Appel did acknowledge talking to the Coast Guard, but only on "the third day after we came through the storm." The next time they spoke with the Coast Guard was following their rescue on Oct. 27.

The women also defended their claims of their boat being attacked by sharks, which Appel described as "absolutely terrifying." Although scientists have argued that sharks do not normally behave the way the women described, the ladies stuck to their story.

"We were too ignorant to realize what was going on, and the sharks had been telling us, 'You're in our living room and you’re not leaving fast enough,'" Appel said. "And we didn’t realize that was what we were being told until it was too late."

Appel also defended the women's decision against using their distress beacon during the shark attack, saying they reasoned it would take "four hours to a day" before the Coast Guard could have flown to the area.

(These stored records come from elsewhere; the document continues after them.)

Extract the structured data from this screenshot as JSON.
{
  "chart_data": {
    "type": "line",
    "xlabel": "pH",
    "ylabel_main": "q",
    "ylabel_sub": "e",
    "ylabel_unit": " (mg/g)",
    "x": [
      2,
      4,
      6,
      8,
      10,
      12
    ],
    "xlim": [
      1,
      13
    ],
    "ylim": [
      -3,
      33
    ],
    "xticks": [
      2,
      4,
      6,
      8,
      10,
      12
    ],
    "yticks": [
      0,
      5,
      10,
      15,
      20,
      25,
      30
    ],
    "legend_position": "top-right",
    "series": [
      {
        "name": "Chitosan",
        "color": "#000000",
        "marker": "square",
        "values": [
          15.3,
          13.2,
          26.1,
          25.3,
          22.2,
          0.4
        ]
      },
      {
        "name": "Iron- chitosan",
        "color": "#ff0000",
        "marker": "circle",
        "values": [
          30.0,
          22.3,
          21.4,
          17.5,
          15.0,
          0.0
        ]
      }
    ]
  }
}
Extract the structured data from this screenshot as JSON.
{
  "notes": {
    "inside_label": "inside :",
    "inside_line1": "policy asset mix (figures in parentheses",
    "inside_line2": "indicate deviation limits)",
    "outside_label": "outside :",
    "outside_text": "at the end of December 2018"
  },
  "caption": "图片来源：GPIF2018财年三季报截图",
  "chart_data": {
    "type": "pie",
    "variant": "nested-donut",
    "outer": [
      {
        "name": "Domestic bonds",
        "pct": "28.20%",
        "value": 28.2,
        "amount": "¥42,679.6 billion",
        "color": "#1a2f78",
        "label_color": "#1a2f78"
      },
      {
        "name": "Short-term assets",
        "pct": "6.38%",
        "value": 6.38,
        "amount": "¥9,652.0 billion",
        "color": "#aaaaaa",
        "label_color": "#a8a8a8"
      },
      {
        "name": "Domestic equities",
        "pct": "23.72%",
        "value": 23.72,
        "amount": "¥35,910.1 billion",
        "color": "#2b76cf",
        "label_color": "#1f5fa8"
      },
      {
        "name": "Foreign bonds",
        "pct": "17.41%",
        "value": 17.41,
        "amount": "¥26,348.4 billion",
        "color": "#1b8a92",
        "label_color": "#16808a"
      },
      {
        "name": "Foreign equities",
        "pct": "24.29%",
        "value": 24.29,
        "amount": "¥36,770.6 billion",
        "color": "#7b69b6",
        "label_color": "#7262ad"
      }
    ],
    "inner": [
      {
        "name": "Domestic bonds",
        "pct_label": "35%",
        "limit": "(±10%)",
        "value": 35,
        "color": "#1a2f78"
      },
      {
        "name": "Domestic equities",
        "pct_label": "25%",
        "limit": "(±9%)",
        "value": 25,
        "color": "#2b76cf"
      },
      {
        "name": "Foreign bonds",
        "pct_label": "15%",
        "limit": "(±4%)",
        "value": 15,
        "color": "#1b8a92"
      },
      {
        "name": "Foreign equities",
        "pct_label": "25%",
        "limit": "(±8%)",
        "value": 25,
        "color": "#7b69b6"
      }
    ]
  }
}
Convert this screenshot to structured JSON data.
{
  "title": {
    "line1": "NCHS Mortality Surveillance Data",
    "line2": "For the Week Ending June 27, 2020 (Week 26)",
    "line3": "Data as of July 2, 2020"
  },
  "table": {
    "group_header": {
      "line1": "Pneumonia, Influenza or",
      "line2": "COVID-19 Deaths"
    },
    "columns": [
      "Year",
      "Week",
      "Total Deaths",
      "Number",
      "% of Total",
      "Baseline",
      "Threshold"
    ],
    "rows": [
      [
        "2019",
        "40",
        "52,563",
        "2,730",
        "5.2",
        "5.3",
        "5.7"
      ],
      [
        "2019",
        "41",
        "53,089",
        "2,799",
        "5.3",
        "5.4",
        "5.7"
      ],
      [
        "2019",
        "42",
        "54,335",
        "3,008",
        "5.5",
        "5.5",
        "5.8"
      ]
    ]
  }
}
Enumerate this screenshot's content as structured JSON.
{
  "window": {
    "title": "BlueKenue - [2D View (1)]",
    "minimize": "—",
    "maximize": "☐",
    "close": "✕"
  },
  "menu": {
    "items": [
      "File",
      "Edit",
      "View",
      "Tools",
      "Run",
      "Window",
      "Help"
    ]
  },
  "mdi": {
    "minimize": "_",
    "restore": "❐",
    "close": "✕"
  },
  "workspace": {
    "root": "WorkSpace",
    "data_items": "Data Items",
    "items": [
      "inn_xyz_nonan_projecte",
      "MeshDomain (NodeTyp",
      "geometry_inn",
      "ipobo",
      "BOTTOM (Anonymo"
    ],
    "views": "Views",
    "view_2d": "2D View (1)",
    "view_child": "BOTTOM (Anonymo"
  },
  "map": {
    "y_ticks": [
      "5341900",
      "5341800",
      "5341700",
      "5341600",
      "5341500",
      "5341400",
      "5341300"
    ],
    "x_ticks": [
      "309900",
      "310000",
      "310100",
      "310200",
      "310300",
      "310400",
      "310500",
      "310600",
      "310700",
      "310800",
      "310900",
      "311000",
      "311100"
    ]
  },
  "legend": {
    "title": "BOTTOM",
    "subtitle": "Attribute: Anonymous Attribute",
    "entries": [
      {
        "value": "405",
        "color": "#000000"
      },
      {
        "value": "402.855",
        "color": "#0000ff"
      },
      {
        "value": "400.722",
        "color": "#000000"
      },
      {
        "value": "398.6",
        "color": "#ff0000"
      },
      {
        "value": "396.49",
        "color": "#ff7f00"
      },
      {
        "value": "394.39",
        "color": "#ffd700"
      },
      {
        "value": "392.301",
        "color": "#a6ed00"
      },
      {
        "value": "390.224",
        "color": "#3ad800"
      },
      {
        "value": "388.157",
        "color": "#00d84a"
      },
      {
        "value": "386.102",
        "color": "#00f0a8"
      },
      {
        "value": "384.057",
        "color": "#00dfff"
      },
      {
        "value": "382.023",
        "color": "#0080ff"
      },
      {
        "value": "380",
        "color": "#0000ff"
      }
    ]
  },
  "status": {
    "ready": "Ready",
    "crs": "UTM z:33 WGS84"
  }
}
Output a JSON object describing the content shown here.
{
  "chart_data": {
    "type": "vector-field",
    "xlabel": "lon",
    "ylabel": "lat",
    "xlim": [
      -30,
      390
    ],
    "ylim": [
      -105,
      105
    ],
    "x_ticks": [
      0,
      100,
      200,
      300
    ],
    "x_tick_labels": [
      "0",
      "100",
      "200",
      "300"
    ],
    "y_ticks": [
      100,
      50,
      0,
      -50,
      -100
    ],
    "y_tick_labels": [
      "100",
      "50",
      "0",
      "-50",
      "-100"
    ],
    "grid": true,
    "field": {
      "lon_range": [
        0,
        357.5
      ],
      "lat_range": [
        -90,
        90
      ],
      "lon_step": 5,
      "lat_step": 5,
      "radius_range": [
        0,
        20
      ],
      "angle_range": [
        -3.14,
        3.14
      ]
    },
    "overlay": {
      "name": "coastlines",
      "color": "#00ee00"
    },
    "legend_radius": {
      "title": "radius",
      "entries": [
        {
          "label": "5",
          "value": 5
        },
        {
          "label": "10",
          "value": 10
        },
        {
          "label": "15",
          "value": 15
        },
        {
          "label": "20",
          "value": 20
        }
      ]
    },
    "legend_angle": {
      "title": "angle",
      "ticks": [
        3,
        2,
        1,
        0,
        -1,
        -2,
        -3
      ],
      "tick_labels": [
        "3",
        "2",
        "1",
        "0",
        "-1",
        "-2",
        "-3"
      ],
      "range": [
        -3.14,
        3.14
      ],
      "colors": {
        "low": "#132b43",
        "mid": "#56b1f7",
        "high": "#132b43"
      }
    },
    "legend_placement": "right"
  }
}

"We took our chances with the man upstairs, who gave us grace and allowed us to still be here today," she said.

A Taiwanese fishing vessel eventually spotted the women’s sailboat in late October. The U.S. Navy eventually rescued the women on Oct. 27, picking them up about 900 miles southeast of Japan.

The women said they survived thanks to a water purifier and a year’s worth of oatmeal, rice and pasta they packed in case of an emergency.

Both women said they would take another trip on the water, albeit with more preparations.

“You learn from your mistakes and you prepare for what you handled,” Fuiava said.

Appel pointed out that she and her friend did not seek the attention they have gained.

“It’s a unique situation. We were not expecting it,” she said. “We did not call the media, the Navy did. And we’re enjoying the ride and we’re glad to be here.”